# Can you help me with this problem: sinx+cosx=sinxcosx? Please?

Mar 17, 2017

$x = \pi + \frac{1}{2} \arcsin \left(2 - 2 \sqrt{2}\right)$

#### Explanation:

$\sin x + \cos x = \sin x \cos x$

${\left(\sin x + \cos x\right)}^{2} = {\sin}^{2} x {\cos}^{2} x$

${\sin}^{2} x + 2 \sin x \cos x + {\cos}^{2} x = {\sin}^{2} x {\cos}^{2} x$

$1 + 2 \sin x \cos x = {\sin}^{2} x {\cos}^{2} x$

Let $y = \sin x \cos x$

$1 + 2 y = {y}^{2}$

${y}^{2} - 2 y - 1 = 0$

$y = 1 \pm \sqrt{2}$

$\sin x \cos x = 1 \pm \sqrt{2}$

$\sin 2 x = 2 \sin x \cos x \therefore \frac{1}{2} \sin 2 x = \sin x \cos x$

$\frac{1}{2} \sin 2 x = 1 \pm \sqrt{2}$

$\sin 2 x = 2 \pm 2 \sqrt{2}$

$2 + 2 \sqrt{2} > 1 \therefore$ it has no solutions

$\sin 2 x = 2 - 2 \sqrt{2}$

$2 x = \arcsin \left(2 - \sqrt{2}\right)$

$x = \frac{1}{2} \arcsin \left(2 - \sqrt{2}\right)$

Checking this value, we see that the two sides of the equation don't have the same value. This is because $\sin x < 0$ but $\left\mid \cos x \right\mid > \left\mid \sin x \right\mid$, so one side of the eqn is positive whilst the other is negative.

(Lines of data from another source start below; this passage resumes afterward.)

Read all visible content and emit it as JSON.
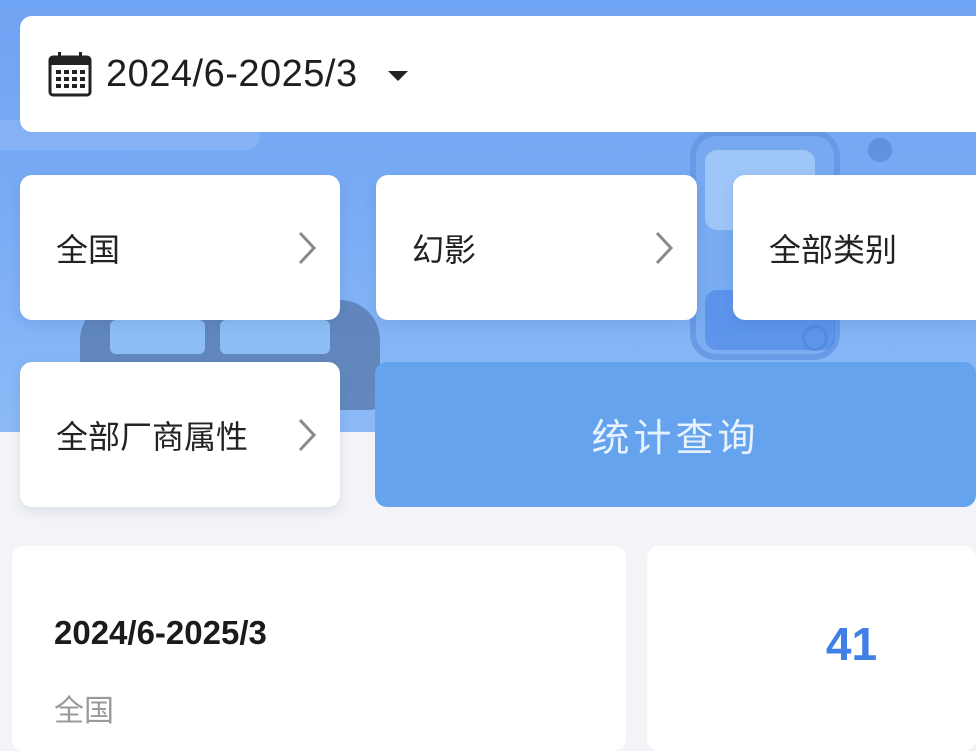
{
  "date_range": {
    "value": "2024/6-2025/3"
  },
  "filters": {
    "region": "全国",
    "model": "幻影",
    "category": "全部类别",
    "manufacturer_attr": "全部厂商属性"
  },
  "query_button": {
    "label": "统计查询"
  },
  "result": {
    "date_range": "2024/6-2025/3",
    "region": "全国",
    "count": "41"
  },
  "colors": {
    "accent": "#65a3ee",
    "count_blue": "#3f7fe6"
  },
  "icons": {
    "date": "calendar-icon",
    "dropdown": "caret-down-icon",
    "chevron": "chevron-right-icon"
  }
}
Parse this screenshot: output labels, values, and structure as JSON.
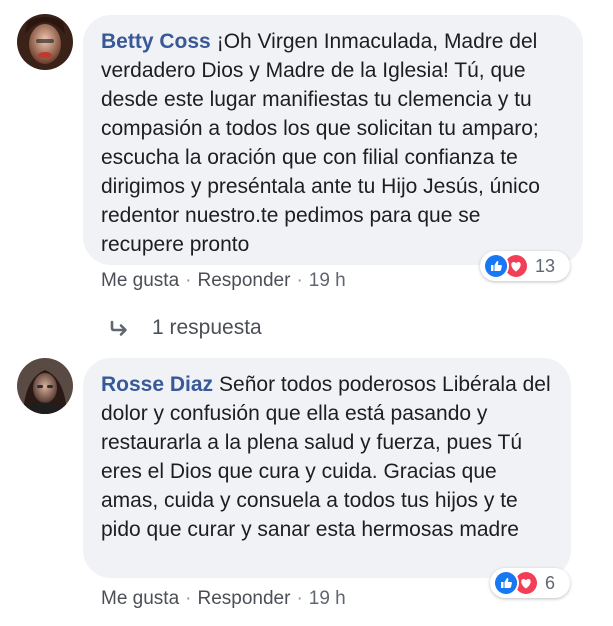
{
  "comments": [
    {
      "author": "Betty Coss",
      "text": "¡Oh Virgen Inmaculada, Madre del verdadero Dios y Madre de la Iglesia! Tú, que desde este lugar manifiestas tu clemencia y tu compasión a todos los que solicitan tu amparo; escucha la oración que con filial confianza te dirigimos y preséntala ante tu Hijo Jesús, único redentor nuestro.te pedimos para que se recupere pronto",
      "like_label": "Me gusta",
      "reply_label": "Responder",
      "time": "19 h",
      "reaction_count": "13"
    },
    {
      "author": "Rosse Diaz",
      "text": "Señor todos poderosos Libérala del dolor y confusión que ella está pasando y restaurarla a la plena salud y fuerza, pues Tú eres el Dios que cura y cuida. Gracias que amas, cuida y consuela a todos tus hijos y te pido que curar y sanar esta hermosas madre",
      "like_label": "Me gusta",
      "reply_label": "Responder",
      "time": "19 h",
      "reaction_count": "6"
    }
  ],
  "replies_link": "1 respuesta",
  "separator": "·",
  "colors": {
    "author": "#385898",
    "bubble": "#f0f2f5",
    "like": "#1877f2",
    "love": "#f33e58"
  },
  "icons": [
    "like-reaction-icon",
    "love-reaction-icon",
    "reply-arrow-icon"
  ]
}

So we add $\pi$ to the value to make $\sin$ positive and $\cos$ negative but we also keep $\left\mid \cos x \right\mid > \left\mid \sin x \right\mid$, so now both sides are negative and, more importantly, have the same value.

So $x = \pi + \frac{1}{2} \arcsin \left(2 - 2 \sqrt{2}\right)$

Apr 17, 2017

$x = \pi + \frac{1}{2} \arcsin \left(2 \left(1 - \sqrt{2}\right)\right)$

#### Explanation:

${\left(\sin x + \cos x\right)}^{2} = {\sin}^{2} x + {\cos}^{2} x + 2 \sin x \cos x = 1 + 2 \sin x \cos x$

so

${\left(\sin x \cos x\right)}^{2} - 2 \sin x \cos x - 1 = 0$

so

$\sin x \cos x = \frac{2 \pm \sqrt{4 + 4}}{2}$

so

$2 \sin x \cos x = 2 \left(1 - \sqrt{2}\right)$

but

$\sin \left(2 x\right) = 2 \sin x \cos x = 2 \left(1 - \sqrt{2}\right)$

then

$x = \pi + \frac{1}{2} \arcsin \left(2 \left(1 - \sqrt{2}\right)\right)$